PIERŚ Z INDYKA FASZEROWANA
Dzisiaj pierś z indyka faszerowana szynką parmeńską, boczkiem, ziołami i glazurą. Gdy rozmawiam z czytelnikami w komentarzach, mailach czy na FB zauważyłam, że indyk znajduje się w ścisłej czołówce wybieranych mięs. Trochę mnie to zdziwiło, bo obstawiałam kurczaka i wieprzowinę. One jakoś bardziej kojarzą mi się z kuchnią polską oczywiście do tego wołowina, cielęcina, baranina, także gęś, kaczka i perliczki. Nie można również zapominać o tak popularnej w ubiegłych stuleciach dziczyźnie. Co prawda, dziczyzna znacznie rzadziej pojawia się na stole obecnie, zapewne za sprawą ceny i trudności z dostępnością w sklepach. Wracając do indyka wpadłam na pomysł, że pierś z indyka faszerowana będzie fajnym przepisem na dziś! W sklepach możecie kupić pierś z indyka bez skóry lub podwójne piersi ze skórą. Gdy tylko macie wybór polecam zdecydować się na wersję ze skórą. Mięso znacznie mniej wysusza się podczas pieczenia. A chrupiąca, złota skóra mam wrażenie, że stanowi dodatkowy atut tego dania. Piekłam już piersi na tyle sposobów, że aż trudno wybrać mi ten jedyny i najlepszy. Mam wrażenie, że zależnie od pogody i pory roku preferuję inne połączenia składników, smaków i struktur. W końcu sezonowość produktów w dawnych czasach warunkowała różnorodność i obfitość na talerzach. Muszę jeszcze koniecznie wspomnieć, że jest wiele technik pieczenia mięsa z indyka. Z pomocą przychodzi termosonda w piekarniku. Uważam, że jest to rewelacyjne wprost rozwiązanie, które bardzo ułatwia pieczenie wszystkich rodzajów mięs. Mięso z indyka nadaje się do jedzenia, gdy osiągnie temperaturę wewnątrz piersi 80 stopni Celsjusza. Z ciekawostek napiszę, że wieprzowina na przykład potrzebuje więcej czasu w piekarniku, ponieważ musi osiągnąć temperaturę 86 stopni, aby spożywanie jej było bezpieczne. Piekarnik z termosondą jest świetnym rozwiązaniem, dzięki tej funkcji mięso zawsze jest soczyste, ponieważ nie jesteśmy w stanie doprowadzić do przesuszenia pieczeni czy całej tuszki zbyt długim pieczeniem. Jeśli nie ma termosondy w piekarniku, to najczęściej wkłada się mięso po prostu w rękaw foliowy. Jednak wtedy osiąga się efekt bardziej gotowania lub duszenia niż typowego pieczenia. Zapraszam na przepis pierś z indyka faszerowana szynką parmeńską, boczkiem, ziołami i glazurą, taki bardziej odświętny :)

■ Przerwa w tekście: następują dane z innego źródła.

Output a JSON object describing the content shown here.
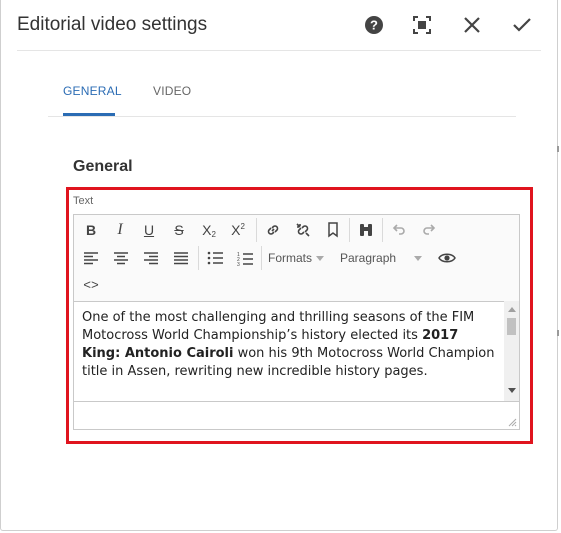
{
  "dialog": {
    "title": "Editorial video settings",
    "actions": {
      "help_icon": "help-circle-icon",
      "fullscreen_icon": "fullscreen-icon",
      "close_icon": "close-icon",
      "done_icon": "checkmark-icon"
    }
  },
  "tabs": [
    {
      "label": "GENERAL",
      "active": true
    },
    {
      "label": "VIDEO",
      "active": false
    }
  ],
  "section": {
    "title": "General"
  },
  "field": {
    "label": "Text"
  },
  "toolbar": {
    "formats_label": "Formats",
    "paragraph_label": "Paragraph",
    "icons": [
      "bold-icon",
      "italic-icon",
      "underline-icon",
      "strikethrough-icon",
      "subscript-icon",
      "superscript-icon",
      "link-icon",
      "unlink-icon",
      "bookmark-icon",
      "find-icon",
      "undo-icon",
      "redo-icon",
      "align-left-icon",
      "align-center-icon",
      "align-right-icon",
      "align-justify-icon",
      "bullet-list-icon",
      "numbered-list-icon",
      "preview-icon",
      "source-code-icon"
    ]
  },
  "editor": {
    "text_before": "One of the most challenging and thrilling seasons of the FIM Motocross World Championship’s history elected its ",
    "text_bold": "2017 King: Antonio Cairoli",
    "text_after": " won his 9th Motocross World Champion title in Assen, rewriting new incredible history pages."
  },
  "colors": {
    "accent": "#2b6cb4",
    "highlight": "#e0141e"
  }
}
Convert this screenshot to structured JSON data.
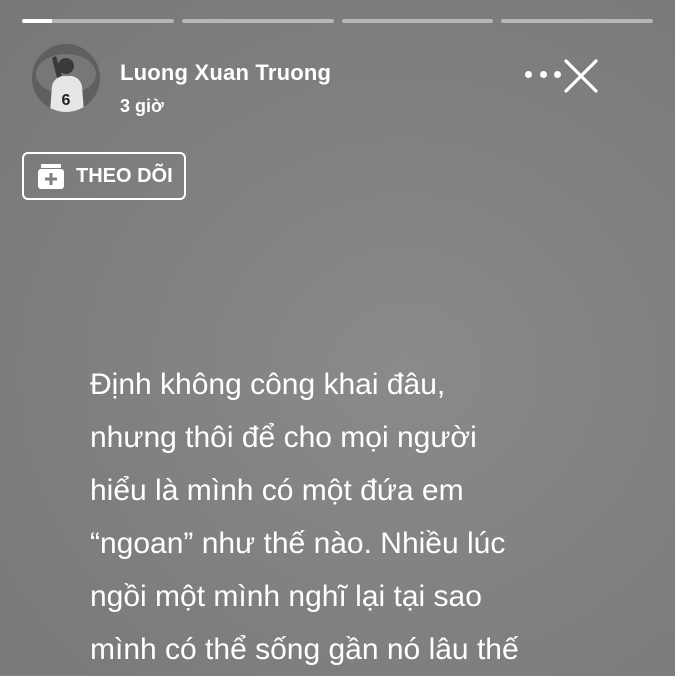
{
  "story": {
    "progress": [
      {
        "state": "active",
        "fraction": 0.2
      },
      {
        "state": "pending",
        "fraction": 0
      },
      {
        "state": "pending",
        "fraction": 0
      },
      {
        "state": "pending",
        "fraction": 0
      }
    ]
  },
  "header": {
    "author_name": "Luong Xuan Truong",
    "time_ago": "3 giờ",
    "more_icon": "more-horizontal-icon",
    "close_icon": "close-icon"
  },
  "follow_button": {
    "label": "THEO DÕI",
    "icon": "add-follow-icon"
  },
  "post": {
    "lines": [
      "Định không công khai đâu,",
      "nhưng thôi để cho mọi người",
      "hiểu là mình có một đứa em",
      "“ngoan” như thế nào. Nhiều lúc",
      "ngồi một mình nghĩ lại tại sao",
      "mình có thể sống gần nó lâu thế"
    ]
  },
  "colors": {
    "background": "#808080",
    "text": "#ffffff"
  }
}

PIERŚ Z INDYKA FASZEROWANA
PIERŚ Z INDYKA FASZEROWANA – składniki:
- około 2500 g pierś z indyka lub 2 piersi po 1200 g każda
- 300 g boczku wędzonego
- 300 g szynki parmeńskiej lub szwarcwaldzkiej
- 4 jabłka
- 3 cebule
- 2 łyżki miodu
- mieszanka przypraw do indyka, tak około 3 łyżeczek
- sól do smaku
PIERŚ Z INDYKA FASZEROWANA – przygotowanie:
- Pierś osuszam kuchennym ręcznikiem papierowym. Posypuję przyprawami. Na jednym kawałku układam boczek, na drugim szynkę parmeńską. Składam dwa kawałki wędliną do wewnątrz i związuję ciasno sznurkiem.
- Do brytfanki do pieczenia wkładam obrane i pokrojone w piórka cebule i jabłka. Układam na nich pierś. Pędzelkiem smaruję ją miodem. Dolewam jeszcze jedną szklankę wody i wstawiam ją do piekarnika nagrzanego do 180 stopni z termosondą. Piekę około 90 minut.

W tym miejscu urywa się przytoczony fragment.